Às vezes, sinto a fria parede erguida entre nossos corações. Ardentemente faço crescer
o meu desejo de apertá-lo em meus braços, de abraçá-lo mais e mais.
Meu Deus! Que pieguice... E mais piegas as lembranças se formam diante dos cabelos
brancos que insistem em mostrar uma velhice que tende a ser tão dócil, irresponsável,
vaidosa...
Ah, o amor, o amor não é só tolo, imbecil e intenso, o amor é mais ridículo, quanto
mais se propõe ao enlace, ao amanhecer abraçadinhos, ao gosto de mel e à fragrância
das rosas e de flores perfumosas.
Ainda me lembro daquelas histórias do amor de Peri por Ceci; de Iracema por Martim;
de Romeu por Julieta; de Otelo por Desdêmona. Meu Deus! Sei que o nosso
amor é assim! Que até seríamos capazes de morrer por ele...

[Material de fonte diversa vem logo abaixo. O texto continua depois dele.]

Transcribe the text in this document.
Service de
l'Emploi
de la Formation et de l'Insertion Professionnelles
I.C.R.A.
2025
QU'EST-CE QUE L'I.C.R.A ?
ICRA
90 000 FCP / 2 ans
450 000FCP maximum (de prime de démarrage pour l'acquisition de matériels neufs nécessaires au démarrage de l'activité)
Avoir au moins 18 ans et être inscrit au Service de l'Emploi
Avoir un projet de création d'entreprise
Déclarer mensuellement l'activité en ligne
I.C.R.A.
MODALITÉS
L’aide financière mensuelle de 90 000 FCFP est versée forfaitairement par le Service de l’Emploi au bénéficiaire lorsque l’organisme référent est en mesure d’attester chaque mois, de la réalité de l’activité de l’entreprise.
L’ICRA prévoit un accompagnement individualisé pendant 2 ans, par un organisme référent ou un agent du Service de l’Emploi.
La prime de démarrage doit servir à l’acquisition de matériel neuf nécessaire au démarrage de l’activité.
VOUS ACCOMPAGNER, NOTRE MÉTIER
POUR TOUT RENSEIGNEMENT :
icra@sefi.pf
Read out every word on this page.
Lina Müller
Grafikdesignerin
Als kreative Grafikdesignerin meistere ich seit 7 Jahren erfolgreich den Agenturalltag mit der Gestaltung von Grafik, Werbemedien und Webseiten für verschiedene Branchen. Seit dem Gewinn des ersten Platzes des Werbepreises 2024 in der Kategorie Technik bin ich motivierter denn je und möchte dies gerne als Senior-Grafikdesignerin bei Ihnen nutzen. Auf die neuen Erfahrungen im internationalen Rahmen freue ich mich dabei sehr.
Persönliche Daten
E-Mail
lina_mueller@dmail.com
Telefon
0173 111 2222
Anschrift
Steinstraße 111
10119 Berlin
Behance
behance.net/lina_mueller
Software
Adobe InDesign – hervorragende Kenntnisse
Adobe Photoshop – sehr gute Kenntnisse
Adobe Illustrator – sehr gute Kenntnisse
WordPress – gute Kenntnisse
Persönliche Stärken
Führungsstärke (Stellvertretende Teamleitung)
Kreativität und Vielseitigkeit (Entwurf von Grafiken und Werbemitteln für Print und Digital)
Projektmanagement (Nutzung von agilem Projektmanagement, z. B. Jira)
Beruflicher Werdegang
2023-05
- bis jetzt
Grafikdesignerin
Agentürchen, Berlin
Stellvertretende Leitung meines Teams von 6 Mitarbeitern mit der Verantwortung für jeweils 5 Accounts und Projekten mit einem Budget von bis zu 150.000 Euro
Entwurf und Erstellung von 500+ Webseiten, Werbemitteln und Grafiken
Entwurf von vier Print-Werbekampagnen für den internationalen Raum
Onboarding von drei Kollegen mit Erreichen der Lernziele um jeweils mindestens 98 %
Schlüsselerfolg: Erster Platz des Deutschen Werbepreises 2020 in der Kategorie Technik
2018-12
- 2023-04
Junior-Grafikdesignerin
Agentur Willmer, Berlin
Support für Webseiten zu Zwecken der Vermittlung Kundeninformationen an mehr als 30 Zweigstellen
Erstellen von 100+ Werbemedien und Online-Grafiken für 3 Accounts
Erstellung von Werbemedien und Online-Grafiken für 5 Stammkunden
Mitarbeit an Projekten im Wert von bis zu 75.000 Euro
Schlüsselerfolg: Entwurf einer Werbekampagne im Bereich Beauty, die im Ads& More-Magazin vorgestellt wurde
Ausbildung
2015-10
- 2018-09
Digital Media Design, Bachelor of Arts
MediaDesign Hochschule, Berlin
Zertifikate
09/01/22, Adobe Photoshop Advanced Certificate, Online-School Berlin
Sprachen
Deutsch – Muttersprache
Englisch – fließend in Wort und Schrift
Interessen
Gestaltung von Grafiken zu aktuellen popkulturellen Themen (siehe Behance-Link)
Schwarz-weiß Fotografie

Entre altos e baixos, encontro um bom motivo para lhe escrever mais uma cartinha
de amor... é tão doce praticar esse ridículo, mas poucos são capazes de fazê-lo depois
de 40 e uns anos de convivência e de amor... ainda que por todo esse tempo, a cada
vez que abro os olhos, vejo outro em seu lugar, e sinto mais forte a sua falta. Te amo
nesta vida para estarmos juntinhos na outra.